Before we discuss the changes that need to come, let’s consider what lies behind the paradox of the accounting AI age gap.
It’s important to note that senior leaders will be more aware of the looming talent shortage in the industry. And are more likely to be the decision makers in the room discussing the potential impact of recruitment challenges. That might be one of the reasons they’re taking the initiative to future-proof by learning how to automate tasks, recognising that their businesses may soon struggle to fill essential roles.
It’s also true that senior leaders have decades of experience with manual processes – they know just how much time can be spent on repetitive administration, reporting, and compliance tasks. This means they’re able to more clearly see the value of AI and automation to streamline operations and reduce manual workloads. The ability to reallocate that valuable time towards more strategic work by bringing in AI may seem more readily appealing to people with that experience behind them.
Finally, senior leaders have a strong incentive to boost productivity. In an increasingly challenging economic climate, accounting firms need to make the very most of their resources, staff, and time. As AI becomes ever more accessible and user-friendly, it makes sense that senior staff would push for take-up.

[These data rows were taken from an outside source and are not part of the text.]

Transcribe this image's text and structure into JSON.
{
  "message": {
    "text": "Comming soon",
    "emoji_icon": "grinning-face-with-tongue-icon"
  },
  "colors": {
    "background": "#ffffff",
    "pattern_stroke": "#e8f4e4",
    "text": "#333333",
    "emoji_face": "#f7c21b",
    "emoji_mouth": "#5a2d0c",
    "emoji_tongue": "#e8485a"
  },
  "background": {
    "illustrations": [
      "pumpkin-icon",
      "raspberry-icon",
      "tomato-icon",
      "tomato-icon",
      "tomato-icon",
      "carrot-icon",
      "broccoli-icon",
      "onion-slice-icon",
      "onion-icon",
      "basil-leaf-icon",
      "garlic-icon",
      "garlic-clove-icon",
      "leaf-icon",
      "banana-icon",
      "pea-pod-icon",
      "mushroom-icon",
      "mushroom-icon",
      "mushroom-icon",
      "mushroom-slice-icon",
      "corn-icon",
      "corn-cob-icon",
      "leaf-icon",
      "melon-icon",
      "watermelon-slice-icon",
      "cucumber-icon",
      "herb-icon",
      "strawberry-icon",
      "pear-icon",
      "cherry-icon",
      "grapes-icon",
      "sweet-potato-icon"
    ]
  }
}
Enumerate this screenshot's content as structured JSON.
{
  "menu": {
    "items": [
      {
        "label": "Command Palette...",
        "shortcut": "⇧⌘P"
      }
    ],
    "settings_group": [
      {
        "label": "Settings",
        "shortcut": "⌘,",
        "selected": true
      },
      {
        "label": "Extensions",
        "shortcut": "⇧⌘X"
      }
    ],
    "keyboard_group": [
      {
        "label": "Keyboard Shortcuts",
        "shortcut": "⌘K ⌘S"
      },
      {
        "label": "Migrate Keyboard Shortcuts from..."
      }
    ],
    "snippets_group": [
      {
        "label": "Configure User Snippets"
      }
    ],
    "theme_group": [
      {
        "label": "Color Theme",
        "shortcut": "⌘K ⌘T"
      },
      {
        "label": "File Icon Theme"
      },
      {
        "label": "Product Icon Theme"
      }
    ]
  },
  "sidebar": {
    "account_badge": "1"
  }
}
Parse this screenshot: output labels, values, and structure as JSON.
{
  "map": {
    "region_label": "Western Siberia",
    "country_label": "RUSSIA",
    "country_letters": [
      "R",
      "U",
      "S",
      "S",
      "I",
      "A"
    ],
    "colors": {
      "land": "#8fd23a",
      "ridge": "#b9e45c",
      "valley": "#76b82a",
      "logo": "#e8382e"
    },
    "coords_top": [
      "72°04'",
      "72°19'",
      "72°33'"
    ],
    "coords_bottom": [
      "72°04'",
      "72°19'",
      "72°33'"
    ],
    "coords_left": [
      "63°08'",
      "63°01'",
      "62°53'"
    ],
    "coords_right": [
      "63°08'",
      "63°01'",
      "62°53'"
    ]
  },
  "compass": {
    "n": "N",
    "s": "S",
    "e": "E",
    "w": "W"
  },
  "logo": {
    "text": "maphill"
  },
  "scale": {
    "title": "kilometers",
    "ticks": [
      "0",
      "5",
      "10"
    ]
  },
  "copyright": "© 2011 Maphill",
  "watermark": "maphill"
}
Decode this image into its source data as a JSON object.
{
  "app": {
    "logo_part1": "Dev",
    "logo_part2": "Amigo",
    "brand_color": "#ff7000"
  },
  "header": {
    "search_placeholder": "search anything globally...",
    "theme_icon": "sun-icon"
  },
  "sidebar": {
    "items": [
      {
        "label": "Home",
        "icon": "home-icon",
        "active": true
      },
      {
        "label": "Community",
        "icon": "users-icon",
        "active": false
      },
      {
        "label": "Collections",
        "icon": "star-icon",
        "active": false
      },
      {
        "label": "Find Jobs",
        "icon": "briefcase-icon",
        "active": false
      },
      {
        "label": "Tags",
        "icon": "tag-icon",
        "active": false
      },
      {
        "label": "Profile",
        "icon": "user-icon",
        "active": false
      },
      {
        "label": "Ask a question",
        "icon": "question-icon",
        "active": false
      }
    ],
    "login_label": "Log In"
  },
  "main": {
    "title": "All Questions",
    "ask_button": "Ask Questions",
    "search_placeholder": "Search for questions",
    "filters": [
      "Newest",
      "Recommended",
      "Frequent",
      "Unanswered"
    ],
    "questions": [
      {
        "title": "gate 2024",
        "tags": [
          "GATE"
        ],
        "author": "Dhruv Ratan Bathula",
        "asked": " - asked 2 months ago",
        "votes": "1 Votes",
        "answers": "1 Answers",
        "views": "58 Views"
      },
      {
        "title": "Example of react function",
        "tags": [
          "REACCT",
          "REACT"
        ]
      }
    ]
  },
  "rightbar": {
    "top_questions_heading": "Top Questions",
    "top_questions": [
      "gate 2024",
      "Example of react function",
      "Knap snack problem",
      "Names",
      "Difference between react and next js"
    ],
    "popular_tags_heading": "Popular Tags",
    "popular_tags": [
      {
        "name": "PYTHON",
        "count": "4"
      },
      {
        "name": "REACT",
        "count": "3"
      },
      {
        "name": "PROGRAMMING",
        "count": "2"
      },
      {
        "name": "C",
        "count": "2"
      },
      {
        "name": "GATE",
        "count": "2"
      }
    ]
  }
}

What’s stopping younger accountants from embracing AI?
We also need to consider what’s behind the behaviour we’re seeing among those in their 20s and 30s. Is the positive picture of AI usage at senior levels hiding a troubling possibility: are older accountants embracing AI at a faster rate because firms are limiting its use among younger, less experienced professionals?
There is a scenario in which concerns about AI’s reliability or predictability mean its use is restricted for staff that haven’t yet had time to fully prove themselves. With the C-suite keeping an eye on ROI, junior employees may not be supported or encouraged to use the technology by their organisation.
There is a degree to which that caution is wise – you might not want to deploy a major new AI strategy completely into the hands of junior staff. But instead of acting cautiously, employers should take the momentum and invest in the training and governance to support their staff in using this technology.
Indeed, there’s a risk that these figures point towards gaps in training and access to AI upskilling. If businesses, including accounting firms, are to make the most of the opportunities presented by AI, they need to ensure training is provided right across the organisation, and junior staff can also tap into streamlined working practices.
What’s next?
These figures do point to a mostly encouraging picture. An older workforce embracing AI suggests a leadership that’s open to the potential opportunities that the technology holds. At the same time, it’s important not to underestimate the benefits of equipping younger staff to benefit – putting the whole organisation on an even footing gives the best chance of success.
The next step is to ensure employees at all levels have the opportunity to get to engage with new technology, supported by clear guidance and training. Employers should also recognise that simply investing in AI is not enough to get buy-in across the organisation. Genuine transformation happens when they can connect the dots between their technology, skills and strategy, and act on it. With 85% of new practitioners ranking work-life balance as a top priority when choosing an employer, AI offers a powerful opportunity to help teams work smarter, not harder and achieve the work-life balance employees increasingly value.